La voir parmi ce petit groupe de sauvetage m’étonnait encore. Nous avions partagé des moments délicieux, mais je l’avais ignoré puis j’avais mis fin brusquement à notre histoire. À cause de Miraëlan. Ou plutôt à cause de ce que je craignais que Miraëlan puisse lui faire. J’étais sans doute un piètre questeur d’Astendar, mais pas au point de ne pas comprendre que ma Passion d’adoption était derrière la volte-face sentimentale de Maloniel.
« Bien, à nous deux, ma belle… déclarai-je à voix douce.
La jeune femme ne répondit rien. Elle me laissait lancer la conversation tout en vrillant son regard au mien.
- Je dois avouer que je suis surpris de ta présence. Mais c’est une surprise des plus agréables, ajoutai-je. Comment se fait-il que tu sois là ?
- J’étais sur la route de tes amis et ils ont demandé mon aide, répondit-elle lentement et presque à contrecœur.
- Et tu es venue en personne ? Tu as risqué ta vie dans cette tentative insensée ?
- Ouais… bon, ça avait l’air moins débile depuis l’extérieur, éluda-t-elle. Et aucune de tes copines elfes n’était disponible pour venir à ton aide, alors je me suis dévouée, ajouta-t-elle avec plus de vigueur.
- C’est sûr que… mes copines elfes… sont loin et ont sans doute mieux à faire que voler à mon secours, répondis-je avec hésitation et sans pouvoir empêcher une pointe de dépit de percer dans ma voix.
- Toutes tes histoires ne m’ont pas l’air bien sérieux. Je me trompe ?
- Disons que c’est assez compliqué et que nos routes sont rarement parallèles, répondis-je. Mais aujourd’hui, c’est toi qui es là.
- Valérian, reprit-elle sans chercher à contenir l’émotion qui perçait dans sa voix, nous allons où comme ça ?
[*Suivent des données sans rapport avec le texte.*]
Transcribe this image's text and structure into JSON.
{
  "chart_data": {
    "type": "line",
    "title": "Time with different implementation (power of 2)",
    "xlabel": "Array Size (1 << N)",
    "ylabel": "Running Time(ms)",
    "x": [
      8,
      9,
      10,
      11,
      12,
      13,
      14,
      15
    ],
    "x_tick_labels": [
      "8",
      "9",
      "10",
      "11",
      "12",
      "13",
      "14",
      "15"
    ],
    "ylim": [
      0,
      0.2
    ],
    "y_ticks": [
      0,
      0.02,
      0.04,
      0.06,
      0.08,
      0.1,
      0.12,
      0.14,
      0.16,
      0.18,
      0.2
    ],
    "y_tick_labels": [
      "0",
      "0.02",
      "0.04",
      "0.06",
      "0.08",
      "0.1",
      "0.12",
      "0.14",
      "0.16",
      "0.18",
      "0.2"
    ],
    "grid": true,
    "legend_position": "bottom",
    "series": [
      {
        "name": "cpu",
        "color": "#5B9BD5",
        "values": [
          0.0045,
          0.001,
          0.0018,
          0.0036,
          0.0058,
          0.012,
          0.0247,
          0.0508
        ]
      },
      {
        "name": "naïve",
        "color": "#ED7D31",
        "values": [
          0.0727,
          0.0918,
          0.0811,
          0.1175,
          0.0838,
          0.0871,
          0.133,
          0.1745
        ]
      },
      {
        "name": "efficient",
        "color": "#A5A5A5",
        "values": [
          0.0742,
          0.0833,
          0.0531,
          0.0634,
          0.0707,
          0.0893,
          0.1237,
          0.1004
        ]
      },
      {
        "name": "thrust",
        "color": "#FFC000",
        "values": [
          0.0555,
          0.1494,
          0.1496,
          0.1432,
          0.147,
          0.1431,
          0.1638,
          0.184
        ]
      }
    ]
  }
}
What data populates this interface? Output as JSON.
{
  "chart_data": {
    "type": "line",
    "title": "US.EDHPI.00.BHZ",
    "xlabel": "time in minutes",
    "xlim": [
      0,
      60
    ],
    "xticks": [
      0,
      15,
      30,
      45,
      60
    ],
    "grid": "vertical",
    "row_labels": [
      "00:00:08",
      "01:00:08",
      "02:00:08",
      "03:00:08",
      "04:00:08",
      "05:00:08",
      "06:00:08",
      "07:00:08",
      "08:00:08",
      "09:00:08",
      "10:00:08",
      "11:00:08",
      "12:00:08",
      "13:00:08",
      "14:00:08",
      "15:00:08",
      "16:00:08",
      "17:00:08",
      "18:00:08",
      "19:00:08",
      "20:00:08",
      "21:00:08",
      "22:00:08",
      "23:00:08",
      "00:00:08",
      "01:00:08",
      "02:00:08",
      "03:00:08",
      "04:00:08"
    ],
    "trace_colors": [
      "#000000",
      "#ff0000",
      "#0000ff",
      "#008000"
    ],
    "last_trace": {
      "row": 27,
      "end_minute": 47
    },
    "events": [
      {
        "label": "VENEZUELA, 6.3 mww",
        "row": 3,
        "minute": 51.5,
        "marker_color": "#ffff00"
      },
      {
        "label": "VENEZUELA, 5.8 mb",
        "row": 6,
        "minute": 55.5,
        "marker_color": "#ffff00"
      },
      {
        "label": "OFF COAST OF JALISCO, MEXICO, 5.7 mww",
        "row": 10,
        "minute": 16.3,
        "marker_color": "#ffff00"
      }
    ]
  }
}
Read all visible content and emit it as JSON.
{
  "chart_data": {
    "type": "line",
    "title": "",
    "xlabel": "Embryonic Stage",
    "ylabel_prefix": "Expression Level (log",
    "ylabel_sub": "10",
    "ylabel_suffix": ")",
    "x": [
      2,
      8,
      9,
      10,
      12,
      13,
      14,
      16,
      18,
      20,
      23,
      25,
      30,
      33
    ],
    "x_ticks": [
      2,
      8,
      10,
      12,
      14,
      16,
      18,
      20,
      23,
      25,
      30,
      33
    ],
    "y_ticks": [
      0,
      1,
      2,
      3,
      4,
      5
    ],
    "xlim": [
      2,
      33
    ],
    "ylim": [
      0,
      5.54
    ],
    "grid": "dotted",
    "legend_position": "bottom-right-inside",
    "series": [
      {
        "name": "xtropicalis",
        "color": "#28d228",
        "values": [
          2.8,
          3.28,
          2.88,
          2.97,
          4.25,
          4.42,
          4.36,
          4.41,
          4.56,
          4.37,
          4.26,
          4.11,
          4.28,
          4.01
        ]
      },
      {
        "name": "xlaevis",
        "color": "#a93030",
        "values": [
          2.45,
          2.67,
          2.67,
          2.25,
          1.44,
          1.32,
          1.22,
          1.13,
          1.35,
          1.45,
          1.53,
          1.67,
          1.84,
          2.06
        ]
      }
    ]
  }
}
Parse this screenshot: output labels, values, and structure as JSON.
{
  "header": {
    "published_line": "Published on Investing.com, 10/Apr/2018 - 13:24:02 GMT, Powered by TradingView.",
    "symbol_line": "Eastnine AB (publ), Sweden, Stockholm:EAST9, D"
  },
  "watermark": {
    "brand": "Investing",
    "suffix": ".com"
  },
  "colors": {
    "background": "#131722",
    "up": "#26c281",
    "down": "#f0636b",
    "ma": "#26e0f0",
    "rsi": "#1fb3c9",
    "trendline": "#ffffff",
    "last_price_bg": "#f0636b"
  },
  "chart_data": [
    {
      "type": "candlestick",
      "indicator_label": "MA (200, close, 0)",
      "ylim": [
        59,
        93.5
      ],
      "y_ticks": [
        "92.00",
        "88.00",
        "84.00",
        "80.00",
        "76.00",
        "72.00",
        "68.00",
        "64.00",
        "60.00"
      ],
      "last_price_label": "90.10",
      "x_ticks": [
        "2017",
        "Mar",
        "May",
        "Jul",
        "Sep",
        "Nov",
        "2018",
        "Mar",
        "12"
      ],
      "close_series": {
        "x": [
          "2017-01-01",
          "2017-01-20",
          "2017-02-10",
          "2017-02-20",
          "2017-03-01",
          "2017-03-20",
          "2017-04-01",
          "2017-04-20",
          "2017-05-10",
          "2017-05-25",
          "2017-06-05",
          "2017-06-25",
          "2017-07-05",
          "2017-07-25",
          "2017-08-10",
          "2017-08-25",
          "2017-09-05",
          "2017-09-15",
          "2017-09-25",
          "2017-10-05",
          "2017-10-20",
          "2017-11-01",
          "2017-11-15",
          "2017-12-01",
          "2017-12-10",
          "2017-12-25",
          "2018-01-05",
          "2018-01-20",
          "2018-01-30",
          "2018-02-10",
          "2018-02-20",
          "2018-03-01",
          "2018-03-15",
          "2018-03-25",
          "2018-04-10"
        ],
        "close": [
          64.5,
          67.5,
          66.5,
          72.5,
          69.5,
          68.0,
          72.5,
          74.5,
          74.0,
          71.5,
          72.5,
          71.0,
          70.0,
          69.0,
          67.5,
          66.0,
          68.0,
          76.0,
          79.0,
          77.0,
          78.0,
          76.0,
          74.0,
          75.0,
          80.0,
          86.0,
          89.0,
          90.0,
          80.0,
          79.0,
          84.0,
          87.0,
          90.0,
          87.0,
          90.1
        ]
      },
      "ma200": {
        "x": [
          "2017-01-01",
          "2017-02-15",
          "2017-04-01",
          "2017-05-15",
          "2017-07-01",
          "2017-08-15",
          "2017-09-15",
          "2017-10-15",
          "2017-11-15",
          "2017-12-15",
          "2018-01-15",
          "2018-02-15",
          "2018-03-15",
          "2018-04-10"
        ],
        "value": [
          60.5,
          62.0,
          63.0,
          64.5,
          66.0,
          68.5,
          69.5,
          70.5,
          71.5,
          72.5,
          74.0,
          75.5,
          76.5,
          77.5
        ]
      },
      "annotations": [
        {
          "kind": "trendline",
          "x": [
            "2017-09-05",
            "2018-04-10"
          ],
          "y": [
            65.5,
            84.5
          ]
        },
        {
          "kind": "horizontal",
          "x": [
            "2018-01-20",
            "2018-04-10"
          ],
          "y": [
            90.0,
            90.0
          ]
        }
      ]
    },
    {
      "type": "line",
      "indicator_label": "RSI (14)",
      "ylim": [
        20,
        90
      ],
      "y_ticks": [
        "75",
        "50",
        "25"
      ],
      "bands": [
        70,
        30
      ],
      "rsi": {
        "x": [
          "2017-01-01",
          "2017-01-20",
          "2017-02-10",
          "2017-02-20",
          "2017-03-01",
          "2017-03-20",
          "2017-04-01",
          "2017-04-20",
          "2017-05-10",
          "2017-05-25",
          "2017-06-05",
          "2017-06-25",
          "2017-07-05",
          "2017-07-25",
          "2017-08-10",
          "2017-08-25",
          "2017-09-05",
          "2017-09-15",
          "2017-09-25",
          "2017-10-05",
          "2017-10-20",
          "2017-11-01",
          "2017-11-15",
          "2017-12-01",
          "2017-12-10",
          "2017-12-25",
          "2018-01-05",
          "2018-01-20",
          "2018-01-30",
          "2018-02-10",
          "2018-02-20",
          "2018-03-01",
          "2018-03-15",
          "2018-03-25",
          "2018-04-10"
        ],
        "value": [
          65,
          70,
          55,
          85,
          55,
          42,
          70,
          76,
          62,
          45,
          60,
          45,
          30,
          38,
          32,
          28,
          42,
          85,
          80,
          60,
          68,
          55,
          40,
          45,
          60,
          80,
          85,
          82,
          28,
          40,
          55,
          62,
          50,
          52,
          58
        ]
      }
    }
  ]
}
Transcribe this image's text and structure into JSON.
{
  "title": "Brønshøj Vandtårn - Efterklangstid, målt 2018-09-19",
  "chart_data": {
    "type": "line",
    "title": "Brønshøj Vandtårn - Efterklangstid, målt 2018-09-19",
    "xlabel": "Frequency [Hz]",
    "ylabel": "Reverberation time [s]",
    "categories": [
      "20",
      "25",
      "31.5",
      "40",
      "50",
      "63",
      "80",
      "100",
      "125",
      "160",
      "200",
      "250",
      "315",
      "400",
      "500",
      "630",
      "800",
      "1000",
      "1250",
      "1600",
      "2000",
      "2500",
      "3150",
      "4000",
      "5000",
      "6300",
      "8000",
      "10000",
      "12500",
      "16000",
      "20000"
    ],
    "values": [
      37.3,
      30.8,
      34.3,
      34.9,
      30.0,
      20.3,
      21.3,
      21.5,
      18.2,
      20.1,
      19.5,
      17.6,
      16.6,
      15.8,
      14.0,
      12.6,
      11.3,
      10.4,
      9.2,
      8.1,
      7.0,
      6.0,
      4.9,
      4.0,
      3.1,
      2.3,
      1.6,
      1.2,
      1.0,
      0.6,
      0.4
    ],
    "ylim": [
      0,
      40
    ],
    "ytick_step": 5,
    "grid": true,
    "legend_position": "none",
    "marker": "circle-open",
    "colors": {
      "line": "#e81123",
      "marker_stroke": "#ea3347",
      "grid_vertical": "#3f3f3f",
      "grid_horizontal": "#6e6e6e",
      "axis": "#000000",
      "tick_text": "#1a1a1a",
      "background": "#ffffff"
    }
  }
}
- à Tevelan, le village où j’ai grandis.
- Non… je parlais de nous…
- Ah… Je vais être franc, je n’en sais rien. Je sais que je t’aime et que je t’ai toujours aimé. Mais je sais que ma vie ne m’appartient pas vraiment et que j’ai ma quête à mener. Il s’agit d’une chose plus importante que ma petite existence et mes petites envies… et même que mes grandes envies. J’accueille toutes et tous ceux qui m’aideront en cela, mais je ne pourrai pas m’arrêter ni faire de promesse.
- Je vois… je peux t’accompagner mais c’est à mes risques et périls et je ne peux pas attendre d’exclusivité dans ton cœur ?
- Non, en effet. Tu y as une place d’honneur, mais je refuse désormais de refaire l’erreur que j’ai déjà faite avec toi.
- C’est-à-dire ?
- Te dire que c’était fini entre nous. Faire le ménage sentimental autour de moi. Je dois courir partout, affronter toutes sortes de monstres, mettre ma vie en danger et renoncer à beaucoup de choses. En revanche, je ne vois aucune raison de refuser toute opportunité d’amour ou d’amitié quand elle se présente. Il me faut des compensations pour tous les coups que je prends et que je prendrai encore, physiquement et moralement.
- Donc… je suis une compensation ?
Elle s’était légèrement reculée et fronçait les sourcils.
- Désolé, le terme n’est sans doute pas approprié. Les bienfaits d’Astendar sont ce qui me pousse en avant, ce qui me permet de supporter tout le reste : les blessures, les déceptions, les séparations, les amis morts. Je prendrai chaque amour qui se présente et je le vivrai à fond, qu’il dure une nuit ou des mois.
- Mouais… si je comprends bien, si je t’accompagne ça vaut dire que j’accepte de partager ?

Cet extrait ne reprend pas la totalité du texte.